Hace tan solo dos semanas, la industria del banano demandó al Gobierno otorgar permisos temporales para unos 14,000 trabajadores haitianos. De igual modo, el sector arrocero alzó su voz de alarma hacia el Gobierno contra sus deportaciones masivas, las cuales representarían la extinción de la agricultura dominicana. La lógica capitalista es simple: para expandir la producción y abaratar sus costos de cara al mercado nacional e internacional, se requiere de una mano de obra sujeta al trabajo arduo, desvalorizado, con salarios de miseria e ínfimas (o nulas) prestaciones sociales y derechos laborales. Esta ha sido la matriz que ha gobernado la gestión de la inmigración haitiana: una inmigración aparentemente indeseada, pero sigilosamente necesaria, para no decir clandestinamente fundamental para la economía dominicana.
Necesaria, a ciertas condiciones, cabe decir. La presencia de estos inmigrantes ha sido exclusivamente subordinada al trabajo. Fuera de este marco, su presencia es impensable, considerada ilegítima. Así sucedió hace unos años, cuando el antiguo alcalde de Santiago, Abel Martínez, vino cámara en mano a ahuyentar unos inmigrantes haitianos (adultos y niños) que jugaban canicas tranquilamente en un parque de la ciudad. Básicamente, lo que era escandaloso e insoportable a sus ojos, era ver esta población entreteniéndose en un espacio público, cuando normalmente se piensa que está o debe de estar en un ingenio, circunscrito en un sitio de construcción, en los espacios invisibles de los hoteles donde sirven o en la intimidad del trabajo doméstico en casas privadas.
Esta visión racista conlleva graves repercusiones en la vida de los inmigrantes.

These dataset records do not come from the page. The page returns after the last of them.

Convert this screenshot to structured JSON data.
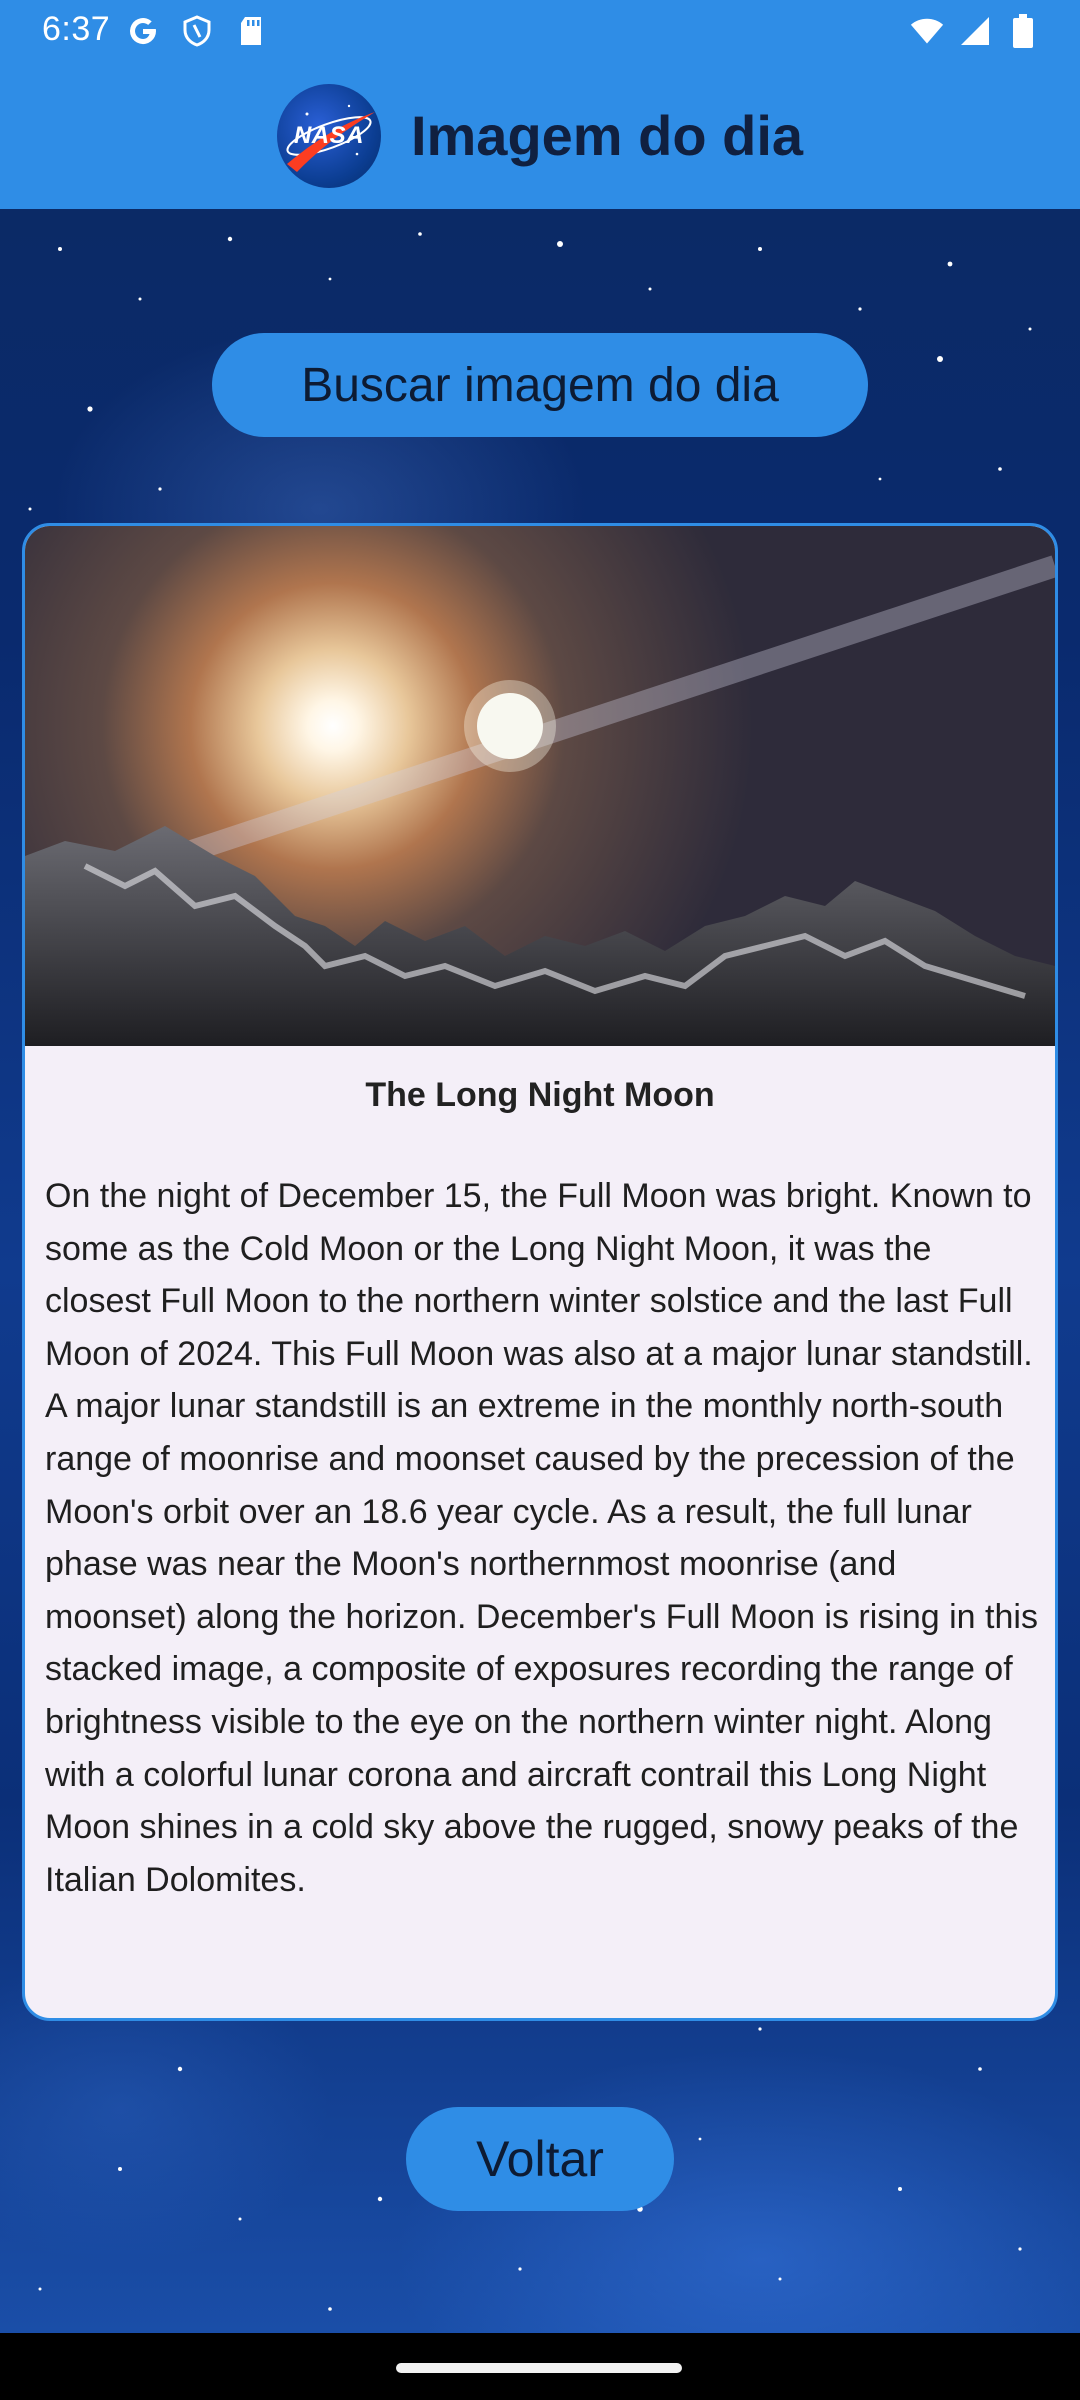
{
  "status_bar": {
    "time": "6:37",
    "left_icons": [
      "google-icon",
      "shield-icon",
      "sd-card-icon"
    ],
    "right_icons": [
      "wifi-icon",
      "signal-icon",
      "battery-icon"
    ]
  },
  "app_bar": {
    "logo_text": "NASA",
    "title": "Imagem do dia"
  },
  "actions": {
    "fetch_label": "Buscar imagem do dia",
    "back_label": "Voltar"
  },
  "apod": {
    "title": "The Long Night Moon",
    "explanation": "On the night of December 15, the Full Moon was bright. Known to some as the Cold Moon or the Long Night Moon, it was the closest Full Moon to the northern winter solstice and the last Full Moon of 2024. This Full Moon was also at a major lunar standstill. A major lunar standstill is an extreme in the monthly north-south range of moonrise and moonset caused by the precession of the Moon's orbit over an 18.6 year cycle. As a result, the full lunar phase was near the Moon's northernmost moonrise (and moonset) along the horizon.  December's Full Moon is rising in this stacked image, a composite of exposures recording the range of brightness visible to the eye on the northern winter night. Along with a colorful lunar corona and aircraft contrail this Long Night Moon shines in a cold sky above the rugged, snowy peaks of the Italian Dolomites."
  },
  "colors": {
    "primary": "#2f8de6",
    "card_bg": "#f4eff8",
    "title_text": "#102040"
  }
}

No tienen derecho a tener vida social, ni siquiera tener parejas, menos hijos, y ni hablar de reagrupamiento familiar. Su condición de seres humanos queda totalmente subordinada a la condición de “trabajadores”, sin los derechos que la propia Constitución y las leyes dominicanas deberían otorgarles. Es decir, su presencia es exclusivamente tolerada de, por y para el trabajo, ¡y vaya en cuáles trabajos y bajo cuáles condiciones! Esta lógica utilitarista superpone el beneficio material del “inmigrante” ante cualquier otro aspecto de su vida personal y social.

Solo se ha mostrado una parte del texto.